Radar Berita Indonesia – Peristiwa pembunuhan tragis menggegerkan warga Kecamatan Pinggir, Kabupaten Bengkalis, Provinsi Riau, pada Selasa (7/4/2026). Seorang pria yang diketahui sebagai kepala keluarga tewas secara mengenaskan diduga dibunuh oleh anak kandungnya sendiri.
Korban ditemukan dalam kondisi tidak bernyawa dengan luka parah di bagian leher akibat senjata tajam. Luka tersebut dilaporkan hampir memutuskan leher korban.
Peristiwa tragis ini terungkap sebagai kasus anak bunuh ayah kandung, yang sontak mengejutkan warga sekitar dan meninggalkan duka mendalam bagi keluarga korban serta masyarakat setempat.
Pelaku diketahui merupakan anak kandung korban sendiri. Identitas lengkap pelaku dan korban hingga kini belum dipublikasikan oleh pihak kepolisian demi kepentingan penyelidikan.
Peristiwa berdarah ini terjadi di sebuah rumah di Kecamatan Pinggir, Kabupaten Bengkalis, Riau.
Insiden tersebut terjadi pada Selasa (7/4/2026), dan langsung menarik perhatian warga setempat.
Motif pembunuhan hingga kini masih dalam tahap pendalaman oleh aparat kepolisian. Berdasarkan keterangan sementara dari warga sekitar, pelaku dikenal sebagai pribadi yang baik dan tidak menunjukkan tanda-tanda mencurigakan sebelumnya.
Kasus ini pertama kali terungkap setelah warga mendengar suara keributan dari dalam rumah korban. Karena curiga, warga kemudian mendatangi lokasi kejadian. Saat tiba di rumah tersebut, pelaku diketahui masih berada di tempat dan tidak berusaha melarikan diri.
Kapolres Bengkalis, AKBP Fahrian Saleh Siregar, membenarkan peristiwa tersebut. Ia menyampaikan bahwa pelaku telah diamankan untuk menjalani proses hukum lebih lanjut.
“Benar, pelaku adalah anak kandung korban.
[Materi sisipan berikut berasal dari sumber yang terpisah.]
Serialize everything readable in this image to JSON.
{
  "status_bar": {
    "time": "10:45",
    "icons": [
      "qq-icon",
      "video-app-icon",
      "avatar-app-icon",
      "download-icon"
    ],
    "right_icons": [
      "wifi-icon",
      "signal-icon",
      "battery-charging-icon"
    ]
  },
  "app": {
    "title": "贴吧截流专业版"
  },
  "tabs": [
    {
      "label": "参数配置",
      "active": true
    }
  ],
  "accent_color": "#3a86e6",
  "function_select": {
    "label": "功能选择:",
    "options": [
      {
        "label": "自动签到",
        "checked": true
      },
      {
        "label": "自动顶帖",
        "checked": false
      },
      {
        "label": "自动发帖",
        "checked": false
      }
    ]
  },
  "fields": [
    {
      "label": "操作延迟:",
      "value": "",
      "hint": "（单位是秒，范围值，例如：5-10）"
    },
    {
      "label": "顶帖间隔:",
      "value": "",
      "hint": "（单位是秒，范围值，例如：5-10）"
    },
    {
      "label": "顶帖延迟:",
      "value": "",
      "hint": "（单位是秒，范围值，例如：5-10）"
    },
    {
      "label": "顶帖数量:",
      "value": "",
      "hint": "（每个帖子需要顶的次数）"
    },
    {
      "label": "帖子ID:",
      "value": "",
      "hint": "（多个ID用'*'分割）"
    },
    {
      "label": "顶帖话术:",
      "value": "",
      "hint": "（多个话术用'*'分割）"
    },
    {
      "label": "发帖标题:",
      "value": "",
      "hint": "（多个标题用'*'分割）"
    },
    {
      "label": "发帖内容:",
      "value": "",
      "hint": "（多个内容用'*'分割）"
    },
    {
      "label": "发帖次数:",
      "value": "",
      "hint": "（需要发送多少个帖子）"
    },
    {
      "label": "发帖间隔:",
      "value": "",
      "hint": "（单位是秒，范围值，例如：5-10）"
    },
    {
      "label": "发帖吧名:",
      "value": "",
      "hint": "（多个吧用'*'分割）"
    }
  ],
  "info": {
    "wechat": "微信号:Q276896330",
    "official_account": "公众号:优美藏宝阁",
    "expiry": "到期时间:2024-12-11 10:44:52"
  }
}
Saat ini sudah kami amankan untuk pemeriksaan,” ujar AKBP Fahrian dalam keterangannya.
Lebih lanjut, pihak kepolisian masih melakukan pemeriksaan intensif guna mengungkap secara jelas kronologi serta motif di balik tindakan keji tersebut.
“Motifnya masih kami dalami. Menurut keterangan tetangga, pelaku dikenal baik. Oleh karena itu, kami akan melakukan pemeriksaan secara menyeluruh untuk membuat terang peristiwa ini,” tambahnya.
Hingga saat ini, aparat kepolisian masih mengumpulkan barang bukti dan keterangan saksi guna melengkapi proses penyidikan.
Peristiwa ini menjadi pengingat akan pentingnya perhatian terhadap kondisi psikologis dan sosial dalam lingkungan keluarga, guna mencegah terjadinya tindak kekerasan serupa.